弾薬棚から砲弾を取り出し装填装置に入れる。

「ジャンヌ、予備のシャレとの接続は完了したか?」

ジャンヌをチラっと見る。

予備のシャレを身体の一部に同化して、その具合を確かめていた。

「修復完了。気休め程度だけど、いけます」

「よし、ヘリオン。出してくれ」

「分かりました」

ヘリオンにエンジンが掛かり、車体が微動しだす。

ゆっくりアクセルを開け洞窟の外へと出る。

俺は索敵用窓から顔を出し、外を見る。

洞窟の外は薄暗くやや霧が出ていた。

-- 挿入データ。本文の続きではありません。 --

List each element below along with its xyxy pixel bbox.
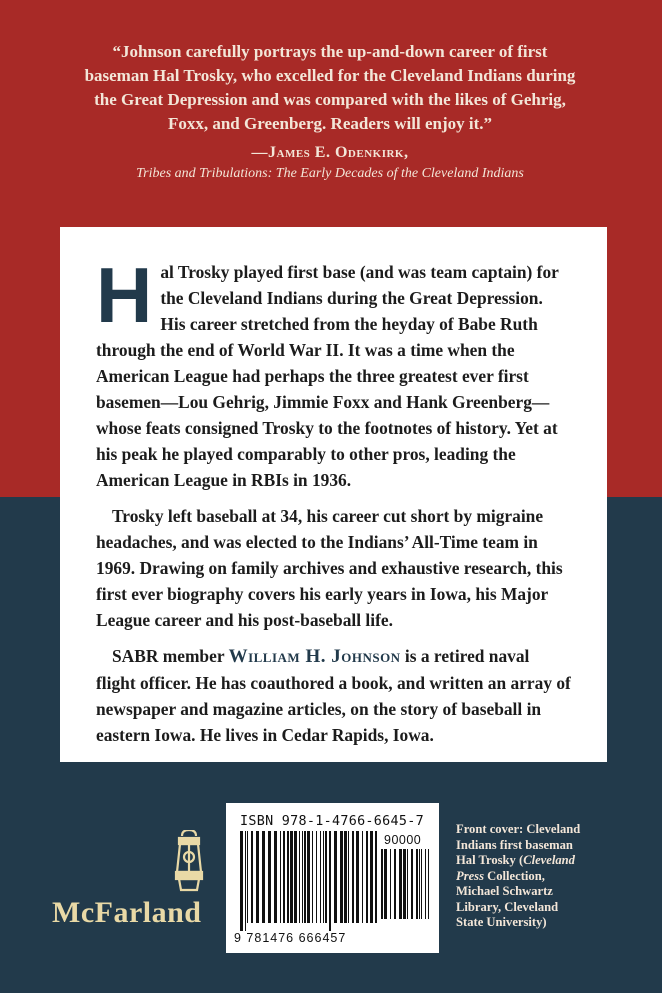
blurb-source: Tribes and Tribulations: The Early Decades of the Cleveland Indians [136, 166, 524, 181]
barcode-bar [334, 831, 337, 923]
barcode-bar [356, 831, 359, 923]
barcode-bar [344, 831, 347, 923]
barcode-bar [320, 831, 321, 923]
caption-italic: Cleveland Press [456, 853, 575, 883]
barcode-bar [287, 831, 289, 923]
barcode-bar [325, 831, 327, 923]
barcode-bar [307, 831, 310, 923]
barcode-bar [425, 849, 426, 919]
barcode-bar [407, 849, 408, 919]
barcode-bar [366, 831, 368, 923]
publisher-name: McFarland [52, 896, 202, 929]
barcode-bar [280, 831, 281, 923]
barcode-bar [421, 849, 422, 919]
barcode-bar [240, 831, 243, 931]
barcode-bar [312, 831, 313, 923]
cover-caption [456, 822, 586, 931]
blurb-author: —James E. Odenkirk, [251, 144, 409, 161]
barcode-bar [247, 831, 248, 923]
barcode-digits: 9 781476 666457 [234, 931, 347, 945]
barcode-bar [352, 831, 354, 923]
barcode-bar [251, 831, 253, 923]
barcode-bar [302, 831, 303, 923]
price-barcode-bars [381, 849, 429, 927]
review-blurb [80, 40, 580, 182]
caption-start: Front cover: Cleveland Indians first baseman Hal Trosky ( [456, 822, 581, 867]
blurb-quote: “Johnson carefully portrays the up-and-down career of first baseman Hal Trosky, who excelled for the Cleveland Indians during the Great Depression and was compared with the likes of Gehrig, Foxx, and Greenberg. Readers will enjoy it.” [84, 42, 576, 133]
barcode-bar [268, 831, 271, 923]
drop-cap: H [96, 251, 153, 339]
barcode-bar [411, 849, 413, 919]
barcode-bar [419, 849, 420, 919]
barcode-bar [348, 831, 349, 923]
barcode-bar [283, 831, 285, 923]
author-name: William H. Johnson [228, 646, 401, 667]
barcode-bar [290, 831, 293, 923]
author-bio-paragraph [96, 643, 571, 748]
isbn-label: ISBN 978-1-4766-6645-7 [240, 814, 424, 829]
publisher-logo [52, 830, 222, 940]
barcode-bar [384, 849, 387, 919]
barcode-bar [381, 849, 383, 919]
barcode-bar [316, 831, 317, 923]
barcode-bar [274, 831, 277, 923]
description-panel [60, 227, 607, 762]
barcode-bar [416, 849, 418, 919]
bio-prefix: SABR member [112, 646, 229, 666]
isbn-barcode [226, 803, 439, 953]
barcode-bar [375, 831, 377, 923]
barcode-bar [390, 849, 391, 919]
barcode-bar [399, 849, 402, 919]
lamp-icon [172, 830, 206, 892]
barcode-bar [323, 831, 324, 923]
description-paragraph-1 [96, 251, 571, 493]
barcode-bar [340, 831, 343, 923]
barcode-bar [256, 831, 259, 923]
barcode-bar [370, 831, 373, 923]
barcode-bar [362, 831, 363, 923]
barcode-bars [240, 831, 378, 931]
barcode-bar [262, 831, 265, 923]
barcode-bar [403, 849, 406, 919]
barcode-bar [428, 849, 429, 919]
caption-end: Collection, Michael Schwartz Library, Cleveland State University) [456, 868, 559, 929]
barcode-bar [299, 831, 300, 923]
barcode-bar [304, 831, 306, 923]
barcode-bar [294, 831, 297, 923]
bio-text: is a retired naval flight officer. He has coauthored a book, and written an array of newspaper and magazine articles, on the story of baseball in eastern Iowa. He lives in Cedar Rapids, Iowa. [96, 646, 571, 745]
price-code: 90000 [384, 833, 422, 847]
barcode-bar [329, 831, 331, 931]
barcode-bar [245, 831, 246, 931]
description-paragraph-2: Trosky left baseball at 34, his career cut short by migraine headaches, and was elected to the Indians’ All-Time team in 1969. Drawing on family archives and exhaustive research, this first ever biography covers his early years in Iowa, his Major League career and his post-baseball life. [96, 506, 563, 630]
barcode-bar [394, 849, 396, 919]
paragraph-1-text: al Trosky played first base (and was team captain) for the Cleveland Indians during the Great Depression. His career stretched from the heyday of Babe Ruth through the end of World War II. It was a time when the American League had perhaps the three greatest ever first basemen—Lou Gehrig, Jimmie Foxx and Hank Greenberg—whose feats consigned Trosky to the footnotes of history. Yet at his peak he played comparably to other pros, leading the American League in RBIs in 1936. [96, 262, 559, 490]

ん、霧だと?

いくら部屋が広くても、霧が発生するのか?

「マスター、この霧は例の戦闘侍女人形の…」

ジャンヌが声を上げると共に俺の視界隅に黒い影が飛び込む。

そう、黒いローブを纏い、大鎌を肩で担ぎ、鳥のような翼は持った死神を。

「会敵。9時の方向、死神みたいなやつが一体ジャンヌ行ってくれ」

ジャンヌがバックハッッチから飛び出す。

コントロールパネルを叩き、アクティブソナーを発射する。

緑色の画面に赤い点が表示される。

窓から顔出し、多機能付きスコープで赤い点の方角を見る。

「うそ…だろ?」

そこには、巨大な槍をもった騎士が迫ってきていた。

「ヘリオン、速度を上げながら左に旋回しろ、回避、速度をお前に任せる」

シュバルツ・クーゲルの充電を開始し、液晶パレルを睨みつけた。